In weiteren Beiträgen von Experten und Praktikern aus der Öffentlichen Verwaltung und Unternehmen wurden Erfolgsfaktoren bei der Einführung und dem Betrieb der E-Rechnung erörtert. Nebst steuerrechtlichen Aspekten wurden auch die prozessualen Lösungswege näher beleuchtet. Den Prozessen in der Bundesverwaltung kam hierbei aufgrund der dort bereits beschlossenen Einführung der E-Rechnung und der damit verbundenen Signalwirkung für die Öffentliche Verwaltung und für die Privatwirtschaft eine besondere Bedeutung zu. Aus Sicht der Rechnungssteller dürfte die Aussicht auf eine schnellere Bezahlung der Rechnungen der größte Motivator zum Einsatz der E-Rechnung sein.
Zum Abschluss dieses sehr themenfokussierten ersten Tages öffnete Prof. Dr. Key Pousttchi von der Universität Potsdam die Horizonte mit seinen Ausführungen zum allgegenwärtigen Megatrend Digitalisierung.
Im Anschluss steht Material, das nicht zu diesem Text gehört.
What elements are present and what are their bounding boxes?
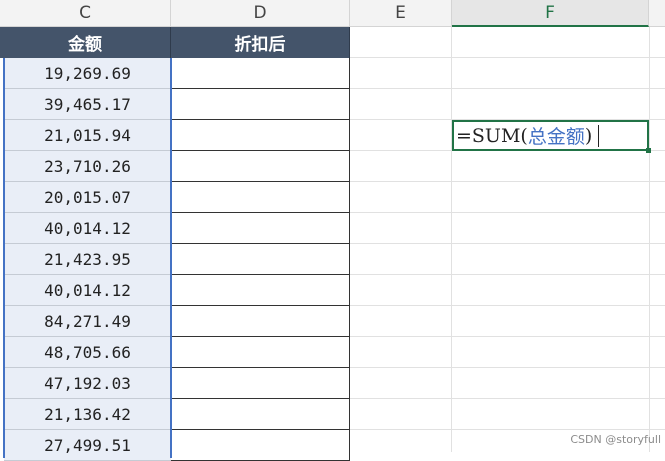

Er machte anschaulich klar, warum nicht nur für die Rechnungsprozesse sondern für alle Geschäftsprozesse und die gesamte Gesellschaft tiefgreifende Änderungen bevorstehen.
Ein Highlight am zweiten Tag des E-Rechnungs-Gipfels 2016 bildete die hochkarätig besetze Diskussionsrunde zu den Umsetzungsmaßnahmen für Bund, Länder und Kommunen. Ministerialdirektorin Beate Lohmann (BMI), Dr. Marianne Wulff (Vitako) und Dr. Lars Meyer-Pries (DATEV) erörterten konkrete Maßnahmen, wie die Vorteile der E-Rechnung in die Breite und bis zum Kleinstbetrieb überzeugend transportiert und kommuniziert werden können. Allerdings ist eine aktive Bewerbung der E-Rechnung derzeit noch erschwert, da Fragen zu den zu verwendenden Standards
noch nicht abschließend beantwortet werden können. So ist beispielweise eine eindeutige Aussage, ob und wie ZUGFeRD ein Bestandteil des europäischen CEN E-Rechnungsstandards sein wird, erst bis
spätestens Mai 2017 zu erwarten. Ob ein Zögern mit der aktiven Bewerbung und der Einführung der E-Rechnung bis dahin die richtige Strategie ist, wurde kontrovers diskutiert. Letztlich wird es Aufgabe des IT-Planungsrates sein, einen Standard in der Öffentlichen Verwaltung rasch umzusetzen.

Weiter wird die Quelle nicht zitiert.